Par un pourvoi sommaire et un mémoire complémentaire, enregistrés les 10 août et 10 novembre 2021 au secrétariat du contentieux du Conseil d'Etat, M. B... demande au Conseil d'Etat :
1°) d'annuler ce jugement ;
2°) de mettre à la charge de Pôle emploi la somme de 3 000 euros au titre de l'article L. 761-1 du code de justice administrative.
Vu les autres pièces du dossier ;
Vu :
- le code de procédure civile ;
- le code du travail ;
- le code de justice administrative ;
Après avoir entendu en séance publique :
- le rapport de Mme Anne Lazar Sury, conseillère d'Etat,
- les conclusions de Mme Marie Sirinelli, rapporteure publique ;
La parole ayant été donnée, après les conclusions, à la SCP Buk Lament - Robillot, avocat de M. A... B... ;
Considérant ce qui suit :
1. Il ressort des pièces du dossier soumis aux juges du fond que Pôle emploi a, le 31 janvier 2020, signifié par acte d'huissier de justice à M. B... une contrainte émise le 23 janvier 2020 pour la récupération d'une somme de 9 944,71 euros, correspondant à un indu d'allocation de solidarité spécifique pour la période du 1er juin 2015 au 31 octobre 2018. Par un jugement du 10 juin 2021, le tribunal administratif de Nîmes a jugé que l'opposition à cette contrainte, formée le 17 février 2020 au greffe de ce tribunal par M. B..., était tardive et l'a, en conséquence, rejetée.
2. Aux termes de l'article R. 5426-21 du code du travail : " La contrainte est notifiée au débiteur par lettre recommandée avec demande d'avis de réception ou lui est signifiée par acte d'huissier de justice (...) ". Aux termes du premier alinéa de l'article R. 5426-22 du même code : " Le débiteur peut former opposition par inscription au secrétariat du tribunal compétent dans le ressort duquel il est domicilié ou par lettre recommandée avec demande d'avis de réception adressée au secrétariat dudit tribunal dans les quinze jours à compter de la notification ".
3. Sauf texte contraire, les délais de recours devant les juridictions administratives sont, en principe, des délais francs, leur premier jour étant le lendemain du jour de leur déclenchement et leur dernier jour étant le lendemain du jour de leur échéance, et les recours doivent être enregistrés au greffe de la juridiction avant l'expiration du délai.
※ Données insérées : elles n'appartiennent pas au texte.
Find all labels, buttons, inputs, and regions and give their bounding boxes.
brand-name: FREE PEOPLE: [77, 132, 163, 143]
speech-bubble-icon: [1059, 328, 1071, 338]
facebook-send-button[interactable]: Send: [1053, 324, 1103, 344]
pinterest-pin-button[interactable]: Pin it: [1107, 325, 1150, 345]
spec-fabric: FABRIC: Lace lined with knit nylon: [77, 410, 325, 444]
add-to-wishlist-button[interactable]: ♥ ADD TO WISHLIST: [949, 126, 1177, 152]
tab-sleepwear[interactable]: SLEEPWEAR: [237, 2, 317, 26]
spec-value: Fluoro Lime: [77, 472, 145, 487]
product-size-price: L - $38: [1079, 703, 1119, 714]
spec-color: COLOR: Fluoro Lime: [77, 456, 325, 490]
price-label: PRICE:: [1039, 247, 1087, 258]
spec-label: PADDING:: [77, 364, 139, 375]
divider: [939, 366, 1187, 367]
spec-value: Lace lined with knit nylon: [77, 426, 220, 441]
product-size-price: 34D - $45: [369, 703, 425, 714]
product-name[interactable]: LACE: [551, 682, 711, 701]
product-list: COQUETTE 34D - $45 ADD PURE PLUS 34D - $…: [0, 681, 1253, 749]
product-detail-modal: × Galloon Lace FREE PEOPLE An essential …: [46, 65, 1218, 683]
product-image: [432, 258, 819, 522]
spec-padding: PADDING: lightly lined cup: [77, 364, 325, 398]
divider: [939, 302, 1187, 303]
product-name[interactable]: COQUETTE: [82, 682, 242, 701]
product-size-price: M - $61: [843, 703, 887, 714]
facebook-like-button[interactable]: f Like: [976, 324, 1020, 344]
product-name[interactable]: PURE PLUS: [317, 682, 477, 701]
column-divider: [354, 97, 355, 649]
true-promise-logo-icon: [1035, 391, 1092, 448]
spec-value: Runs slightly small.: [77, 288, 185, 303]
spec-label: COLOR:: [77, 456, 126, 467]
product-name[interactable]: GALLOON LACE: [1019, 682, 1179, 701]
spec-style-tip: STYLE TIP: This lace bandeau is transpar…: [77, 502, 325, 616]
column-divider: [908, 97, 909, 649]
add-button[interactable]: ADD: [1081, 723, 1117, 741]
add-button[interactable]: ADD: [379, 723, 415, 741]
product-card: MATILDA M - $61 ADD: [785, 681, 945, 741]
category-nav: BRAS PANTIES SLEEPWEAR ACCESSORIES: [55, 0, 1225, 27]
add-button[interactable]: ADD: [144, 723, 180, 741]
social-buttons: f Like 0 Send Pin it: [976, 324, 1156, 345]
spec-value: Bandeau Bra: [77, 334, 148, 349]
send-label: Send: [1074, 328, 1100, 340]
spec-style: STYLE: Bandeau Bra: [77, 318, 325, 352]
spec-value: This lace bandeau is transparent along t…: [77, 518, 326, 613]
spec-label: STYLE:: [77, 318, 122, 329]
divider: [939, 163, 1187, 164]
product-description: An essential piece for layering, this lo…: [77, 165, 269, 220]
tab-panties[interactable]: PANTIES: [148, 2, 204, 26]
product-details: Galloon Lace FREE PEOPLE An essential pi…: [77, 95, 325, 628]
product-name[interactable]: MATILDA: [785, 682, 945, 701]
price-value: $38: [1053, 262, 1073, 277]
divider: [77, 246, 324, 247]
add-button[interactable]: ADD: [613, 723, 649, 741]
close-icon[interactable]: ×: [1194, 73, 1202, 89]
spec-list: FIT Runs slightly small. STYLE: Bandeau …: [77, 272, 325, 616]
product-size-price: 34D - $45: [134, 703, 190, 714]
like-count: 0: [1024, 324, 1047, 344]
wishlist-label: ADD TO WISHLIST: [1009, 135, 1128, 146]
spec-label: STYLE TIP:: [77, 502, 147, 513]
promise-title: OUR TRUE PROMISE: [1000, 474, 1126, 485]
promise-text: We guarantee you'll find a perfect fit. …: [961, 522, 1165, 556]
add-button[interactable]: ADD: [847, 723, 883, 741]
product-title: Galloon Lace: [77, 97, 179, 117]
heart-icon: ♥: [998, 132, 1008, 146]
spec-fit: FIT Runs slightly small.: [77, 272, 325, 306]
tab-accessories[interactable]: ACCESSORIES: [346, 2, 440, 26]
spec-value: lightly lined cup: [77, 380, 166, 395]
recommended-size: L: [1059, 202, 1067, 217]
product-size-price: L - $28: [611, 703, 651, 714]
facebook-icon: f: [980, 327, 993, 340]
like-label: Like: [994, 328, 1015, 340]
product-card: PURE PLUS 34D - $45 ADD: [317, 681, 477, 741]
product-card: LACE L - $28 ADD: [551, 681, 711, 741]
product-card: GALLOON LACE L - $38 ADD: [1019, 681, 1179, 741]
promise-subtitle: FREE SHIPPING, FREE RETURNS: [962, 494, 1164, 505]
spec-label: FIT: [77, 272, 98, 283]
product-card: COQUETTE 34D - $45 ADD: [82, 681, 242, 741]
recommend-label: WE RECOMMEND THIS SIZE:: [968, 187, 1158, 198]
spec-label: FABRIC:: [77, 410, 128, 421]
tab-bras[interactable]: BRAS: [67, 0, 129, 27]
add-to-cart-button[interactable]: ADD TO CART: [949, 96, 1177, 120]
Toutefois, il résulte des dispositions précitées de l'article R. 5426-22 du code du travail, applicables également aux oppositions formées par un allocataire à l'encontre d'une contrainte émise par Pôle emploi aux fins d'obtenir le remboursement d'une prestation servie au titre du régime d'assurance chômage qu'il estime avoir indûment versée, qui relèvent des juridictions judiciaires, que, ainsi que cela est le cas devant ces juridictions en vertu des articles 642 et 668 du code de procédure civile, l'opposition à contrainte doit seulement être " adressée " à la juridiction compétente, c'est-à-dire expédiée en cas d'envoi postal, avant le terme du délai de quinze jours à compter de la signification de la contrainte, qui n'est pas un délai franc mais est seulement susceptible de prorogation jusqu'au premier jour ouvrable suivant s'il expire normalement un samedi, un dimanche ou un jour férié ou chômé.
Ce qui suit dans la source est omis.